4.2 Definition of the engine functions


In [132]:
# read user's rating data
rate = pd.read_csv("../data/ratings.csv")

Function selecting rated movies: Fetch out all the movie voted by the user. Remove movies with missing parameters. Give a new Dataframe of information of available movies.


In [133]:
def rated_movie(rate_t, df_t, userId):
    # find all movies the user has voted
    rate_id = rate_t[rate_t['userId'] == userId]
    all_movies = list(df_t['id'])
    rate_id.reset_index(inplace=True)

    # remove movies that do not exist
    a=[]
    for i in range(rate_id.shape[0]):
        if (str)((int)(rate_id.iloc[i]['movieId'])) not in all_movies:
            a.append(i)
    rate_id.drop(a,inplace=True)
    rate_clear = rate_id
    rate_clear.reset_index(inplace=True)

    # find concrete information of rated movies
    list_index = []
    for i in range(rate_clear.shape[0]):
        list_index.append(df_t[df_t['id'] == (str)((int)(rate_clear.iloc[i]['movieId']))].index.values[0])

    rate_movie = df_t.iloc[list_index]

    rate_movie.reset_index(inplace=True)

    # merge two DataFrames
    rate_all = pd.concat([rate_clear, rate_movie], axis=1) 

    return rate_all, rate_movie

Function finding favorite genres: Collect number = num_types user's favorite movie genres and return a list.


In [134]:
def favor_genres(rate_movie):
    # get user's favorite genres
    set_genre = set()
    for s in rate_movie['genres'].str.split('|').values:
        set_genre = set_genre.union(set(s))

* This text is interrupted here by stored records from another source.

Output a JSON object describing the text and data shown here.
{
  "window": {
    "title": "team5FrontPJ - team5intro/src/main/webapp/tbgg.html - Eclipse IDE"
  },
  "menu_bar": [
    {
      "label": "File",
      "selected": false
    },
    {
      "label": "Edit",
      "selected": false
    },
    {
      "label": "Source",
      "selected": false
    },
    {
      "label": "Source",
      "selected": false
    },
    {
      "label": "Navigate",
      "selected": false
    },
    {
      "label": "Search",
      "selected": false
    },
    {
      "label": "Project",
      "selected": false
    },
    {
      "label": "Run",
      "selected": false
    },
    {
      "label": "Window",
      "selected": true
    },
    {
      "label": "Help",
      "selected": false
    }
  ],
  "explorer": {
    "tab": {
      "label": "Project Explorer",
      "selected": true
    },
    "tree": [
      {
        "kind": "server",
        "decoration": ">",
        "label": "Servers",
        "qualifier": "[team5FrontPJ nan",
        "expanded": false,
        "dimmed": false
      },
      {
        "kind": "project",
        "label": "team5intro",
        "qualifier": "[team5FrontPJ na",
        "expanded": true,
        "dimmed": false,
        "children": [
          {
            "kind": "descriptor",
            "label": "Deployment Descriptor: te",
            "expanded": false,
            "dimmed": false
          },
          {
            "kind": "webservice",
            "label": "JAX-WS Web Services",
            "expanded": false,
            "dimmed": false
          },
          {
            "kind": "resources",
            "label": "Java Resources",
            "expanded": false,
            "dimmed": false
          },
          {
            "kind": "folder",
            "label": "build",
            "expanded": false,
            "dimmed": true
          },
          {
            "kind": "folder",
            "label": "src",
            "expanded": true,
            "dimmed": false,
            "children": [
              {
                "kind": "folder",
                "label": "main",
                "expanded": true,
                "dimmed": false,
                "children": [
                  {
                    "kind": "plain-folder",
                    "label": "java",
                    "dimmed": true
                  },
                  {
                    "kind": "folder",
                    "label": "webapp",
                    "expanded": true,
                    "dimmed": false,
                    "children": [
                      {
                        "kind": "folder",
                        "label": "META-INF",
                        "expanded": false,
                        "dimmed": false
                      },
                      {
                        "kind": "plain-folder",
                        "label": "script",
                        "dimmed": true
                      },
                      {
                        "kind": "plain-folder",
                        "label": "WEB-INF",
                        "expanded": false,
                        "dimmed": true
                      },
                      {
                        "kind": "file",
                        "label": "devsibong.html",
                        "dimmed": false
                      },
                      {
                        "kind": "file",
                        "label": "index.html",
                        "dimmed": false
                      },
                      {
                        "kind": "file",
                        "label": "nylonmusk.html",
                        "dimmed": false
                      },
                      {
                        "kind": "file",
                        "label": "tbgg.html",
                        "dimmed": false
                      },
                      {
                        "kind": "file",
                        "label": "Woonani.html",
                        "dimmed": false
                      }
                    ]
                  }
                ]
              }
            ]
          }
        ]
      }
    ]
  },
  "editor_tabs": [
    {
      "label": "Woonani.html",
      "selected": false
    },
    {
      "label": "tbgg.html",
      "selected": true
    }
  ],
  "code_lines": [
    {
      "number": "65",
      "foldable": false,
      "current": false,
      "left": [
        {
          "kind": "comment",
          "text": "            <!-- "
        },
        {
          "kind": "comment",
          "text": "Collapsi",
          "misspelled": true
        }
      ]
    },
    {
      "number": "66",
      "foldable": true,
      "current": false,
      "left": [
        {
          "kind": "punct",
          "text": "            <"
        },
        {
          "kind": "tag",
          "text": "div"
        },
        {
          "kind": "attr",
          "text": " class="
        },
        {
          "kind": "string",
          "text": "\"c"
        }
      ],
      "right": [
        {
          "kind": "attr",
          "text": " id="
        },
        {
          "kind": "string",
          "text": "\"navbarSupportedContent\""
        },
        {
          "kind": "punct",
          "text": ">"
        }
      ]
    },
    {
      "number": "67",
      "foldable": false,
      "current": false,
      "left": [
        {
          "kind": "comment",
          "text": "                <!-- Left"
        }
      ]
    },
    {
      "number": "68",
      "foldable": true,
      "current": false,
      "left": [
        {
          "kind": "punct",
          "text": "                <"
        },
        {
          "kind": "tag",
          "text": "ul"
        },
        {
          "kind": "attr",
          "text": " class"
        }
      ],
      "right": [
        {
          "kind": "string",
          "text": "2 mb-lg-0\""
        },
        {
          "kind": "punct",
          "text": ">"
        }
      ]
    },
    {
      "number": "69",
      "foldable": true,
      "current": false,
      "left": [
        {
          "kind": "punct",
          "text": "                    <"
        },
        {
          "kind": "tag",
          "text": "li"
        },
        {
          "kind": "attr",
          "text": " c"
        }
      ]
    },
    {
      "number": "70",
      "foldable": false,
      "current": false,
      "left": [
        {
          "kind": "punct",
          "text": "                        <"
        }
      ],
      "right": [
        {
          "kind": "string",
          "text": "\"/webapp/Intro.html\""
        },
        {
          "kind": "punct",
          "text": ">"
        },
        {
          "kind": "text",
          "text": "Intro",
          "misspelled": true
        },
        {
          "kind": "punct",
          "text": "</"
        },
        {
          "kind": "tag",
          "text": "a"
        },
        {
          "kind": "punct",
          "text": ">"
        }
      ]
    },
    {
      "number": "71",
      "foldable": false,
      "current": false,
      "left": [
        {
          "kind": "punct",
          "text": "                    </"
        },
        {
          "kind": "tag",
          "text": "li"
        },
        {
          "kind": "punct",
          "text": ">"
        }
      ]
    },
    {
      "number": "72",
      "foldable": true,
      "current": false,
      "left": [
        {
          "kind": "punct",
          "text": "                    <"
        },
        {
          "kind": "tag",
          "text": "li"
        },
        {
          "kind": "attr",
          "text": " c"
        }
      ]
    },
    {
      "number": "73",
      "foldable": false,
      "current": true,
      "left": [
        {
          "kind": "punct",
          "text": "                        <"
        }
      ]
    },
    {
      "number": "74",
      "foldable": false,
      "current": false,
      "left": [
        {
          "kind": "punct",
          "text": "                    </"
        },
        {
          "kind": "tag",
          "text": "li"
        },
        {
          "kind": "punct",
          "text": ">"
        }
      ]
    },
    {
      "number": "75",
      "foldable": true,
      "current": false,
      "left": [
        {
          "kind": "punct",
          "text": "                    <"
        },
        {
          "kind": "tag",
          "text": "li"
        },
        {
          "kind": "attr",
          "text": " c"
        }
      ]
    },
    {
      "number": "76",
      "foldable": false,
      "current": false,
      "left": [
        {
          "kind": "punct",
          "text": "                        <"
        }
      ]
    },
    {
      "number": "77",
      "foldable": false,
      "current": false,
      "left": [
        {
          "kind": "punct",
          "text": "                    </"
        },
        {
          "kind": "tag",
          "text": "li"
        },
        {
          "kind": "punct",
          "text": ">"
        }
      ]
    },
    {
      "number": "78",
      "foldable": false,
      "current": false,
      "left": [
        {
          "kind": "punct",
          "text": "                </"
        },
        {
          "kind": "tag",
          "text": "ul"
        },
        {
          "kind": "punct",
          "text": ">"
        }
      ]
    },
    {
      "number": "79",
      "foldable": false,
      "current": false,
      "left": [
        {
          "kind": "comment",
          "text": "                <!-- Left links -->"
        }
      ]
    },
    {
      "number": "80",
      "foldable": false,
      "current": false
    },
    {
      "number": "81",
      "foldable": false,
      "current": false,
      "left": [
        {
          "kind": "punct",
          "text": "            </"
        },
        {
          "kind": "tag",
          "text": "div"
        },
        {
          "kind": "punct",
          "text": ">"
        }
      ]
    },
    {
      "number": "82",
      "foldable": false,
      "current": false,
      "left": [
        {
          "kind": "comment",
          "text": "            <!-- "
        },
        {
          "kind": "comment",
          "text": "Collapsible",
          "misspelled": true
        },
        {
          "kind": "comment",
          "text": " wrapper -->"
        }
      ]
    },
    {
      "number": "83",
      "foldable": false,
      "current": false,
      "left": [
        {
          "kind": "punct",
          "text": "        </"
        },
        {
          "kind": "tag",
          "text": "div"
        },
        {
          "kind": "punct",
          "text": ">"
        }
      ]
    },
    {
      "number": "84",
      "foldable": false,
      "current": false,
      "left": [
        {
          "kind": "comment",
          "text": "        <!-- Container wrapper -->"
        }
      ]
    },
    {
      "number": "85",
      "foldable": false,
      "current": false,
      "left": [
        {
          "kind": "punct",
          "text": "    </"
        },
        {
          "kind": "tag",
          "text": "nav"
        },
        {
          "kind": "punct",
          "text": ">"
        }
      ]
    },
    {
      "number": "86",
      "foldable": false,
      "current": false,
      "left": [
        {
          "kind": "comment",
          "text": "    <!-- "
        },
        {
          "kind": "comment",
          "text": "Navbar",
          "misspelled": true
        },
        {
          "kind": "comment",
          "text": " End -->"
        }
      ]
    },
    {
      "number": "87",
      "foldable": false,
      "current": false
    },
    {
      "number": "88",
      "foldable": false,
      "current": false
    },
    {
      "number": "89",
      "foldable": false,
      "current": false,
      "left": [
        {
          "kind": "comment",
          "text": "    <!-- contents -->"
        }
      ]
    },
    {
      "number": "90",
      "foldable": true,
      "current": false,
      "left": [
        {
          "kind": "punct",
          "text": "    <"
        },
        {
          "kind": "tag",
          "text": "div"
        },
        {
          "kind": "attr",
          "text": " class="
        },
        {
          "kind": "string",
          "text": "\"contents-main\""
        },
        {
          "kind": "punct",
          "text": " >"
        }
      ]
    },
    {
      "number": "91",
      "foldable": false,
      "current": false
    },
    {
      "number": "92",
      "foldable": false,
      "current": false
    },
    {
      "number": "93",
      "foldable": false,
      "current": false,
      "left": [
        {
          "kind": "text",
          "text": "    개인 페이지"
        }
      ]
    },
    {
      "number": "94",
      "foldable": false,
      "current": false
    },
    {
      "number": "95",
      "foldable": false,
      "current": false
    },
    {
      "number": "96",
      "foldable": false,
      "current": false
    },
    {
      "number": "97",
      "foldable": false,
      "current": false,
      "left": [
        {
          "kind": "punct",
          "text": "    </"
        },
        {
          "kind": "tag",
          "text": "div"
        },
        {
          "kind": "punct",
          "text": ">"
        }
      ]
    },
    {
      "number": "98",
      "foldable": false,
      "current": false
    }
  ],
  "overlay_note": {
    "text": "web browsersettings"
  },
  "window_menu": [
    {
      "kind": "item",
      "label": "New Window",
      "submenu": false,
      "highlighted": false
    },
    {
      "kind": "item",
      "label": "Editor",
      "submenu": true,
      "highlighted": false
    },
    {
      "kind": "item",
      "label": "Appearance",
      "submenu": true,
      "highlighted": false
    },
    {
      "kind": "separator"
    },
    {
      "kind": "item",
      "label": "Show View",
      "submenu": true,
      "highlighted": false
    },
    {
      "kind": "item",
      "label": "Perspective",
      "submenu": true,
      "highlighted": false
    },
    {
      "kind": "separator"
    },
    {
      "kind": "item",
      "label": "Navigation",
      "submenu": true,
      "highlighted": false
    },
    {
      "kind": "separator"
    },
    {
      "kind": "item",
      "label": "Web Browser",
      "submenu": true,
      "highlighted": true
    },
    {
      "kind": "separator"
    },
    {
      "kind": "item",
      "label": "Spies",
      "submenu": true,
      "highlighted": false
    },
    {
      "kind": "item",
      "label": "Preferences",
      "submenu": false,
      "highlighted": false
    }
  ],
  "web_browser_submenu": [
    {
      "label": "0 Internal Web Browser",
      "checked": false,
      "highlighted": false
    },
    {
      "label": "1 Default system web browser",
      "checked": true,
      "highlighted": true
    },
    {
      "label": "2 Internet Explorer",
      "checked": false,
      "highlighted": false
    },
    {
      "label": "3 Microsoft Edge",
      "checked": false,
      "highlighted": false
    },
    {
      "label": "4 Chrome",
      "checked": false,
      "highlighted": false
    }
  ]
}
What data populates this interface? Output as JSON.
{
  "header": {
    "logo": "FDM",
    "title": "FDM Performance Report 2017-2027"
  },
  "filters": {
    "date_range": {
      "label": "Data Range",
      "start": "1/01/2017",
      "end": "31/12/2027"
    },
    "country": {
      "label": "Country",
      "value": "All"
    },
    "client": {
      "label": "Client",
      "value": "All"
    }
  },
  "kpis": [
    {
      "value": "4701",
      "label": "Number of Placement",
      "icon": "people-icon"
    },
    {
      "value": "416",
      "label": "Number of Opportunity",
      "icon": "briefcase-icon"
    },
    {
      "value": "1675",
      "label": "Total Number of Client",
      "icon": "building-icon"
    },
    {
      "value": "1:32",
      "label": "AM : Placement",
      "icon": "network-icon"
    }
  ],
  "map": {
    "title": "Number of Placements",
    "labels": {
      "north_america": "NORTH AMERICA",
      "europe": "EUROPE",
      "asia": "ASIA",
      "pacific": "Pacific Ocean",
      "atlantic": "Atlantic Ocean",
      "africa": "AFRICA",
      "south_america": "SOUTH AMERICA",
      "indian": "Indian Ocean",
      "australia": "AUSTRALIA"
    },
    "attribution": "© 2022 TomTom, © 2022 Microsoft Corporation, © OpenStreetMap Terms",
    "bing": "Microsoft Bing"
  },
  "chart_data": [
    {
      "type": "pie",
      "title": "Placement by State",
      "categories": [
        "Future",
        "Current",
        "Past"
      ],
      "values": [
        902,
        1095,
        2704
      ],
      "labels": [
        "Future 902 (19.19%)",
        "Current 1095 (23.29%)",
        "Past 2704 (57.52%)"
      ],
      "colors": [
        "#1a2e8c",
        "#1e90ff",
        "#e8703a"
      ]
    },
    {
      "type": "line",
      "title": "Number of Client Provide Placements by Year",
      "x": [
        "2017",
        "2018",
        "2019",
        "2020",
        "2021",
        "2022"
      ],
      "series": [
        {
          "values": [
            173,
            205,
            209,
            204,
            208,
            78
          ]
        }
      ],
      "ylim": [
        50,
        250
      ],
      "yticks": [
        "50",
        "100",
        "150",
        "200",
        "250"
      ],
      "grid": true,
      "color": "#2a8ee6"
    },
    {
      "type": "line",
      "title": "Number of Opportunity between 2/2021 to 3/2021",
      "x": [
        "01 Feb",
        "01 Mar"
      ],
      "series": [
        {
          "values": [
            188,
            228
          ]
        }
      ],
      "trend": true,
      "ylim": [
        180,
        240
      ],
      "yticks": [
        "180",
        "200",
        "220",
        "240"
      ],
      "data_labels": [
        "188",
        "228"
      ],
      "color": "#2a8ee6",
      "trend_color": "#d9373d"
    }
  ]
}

    genre_occurences, genre_d = count_word(rate_movie, 'genres', set_genre,1)

    favorite_genres = []
    num_types = 2;
    for i in range(num_types):
        favorite_genres.append(genre_occurences[i][0])
    
    return favorite_genres

Function finding favorite movies: Extract user's favorite movie of each genre and return a list of these movies.


In [135]:
def favor_movie(favorite_genres, rate_all):
    # extract the favorite movie of each favorite genre
    favor_movie = []
    max_rate = []
    for j in range(len(favorite_genres)):
        favor_movie.append(-1)
        max_rate.append(-1)
        for i in range(rate_all.shape[0]):
            if favorite_genres[j] in rate_all['genres'].str.split('|').values[i]:
                if rate_all.iloc[i]['rating'] > max_rate[j]:
                    max_rate[j] = rate_all.iloc[i]['rating']
                    favor_movie[j] = rate_all.iloc[i]['movieId']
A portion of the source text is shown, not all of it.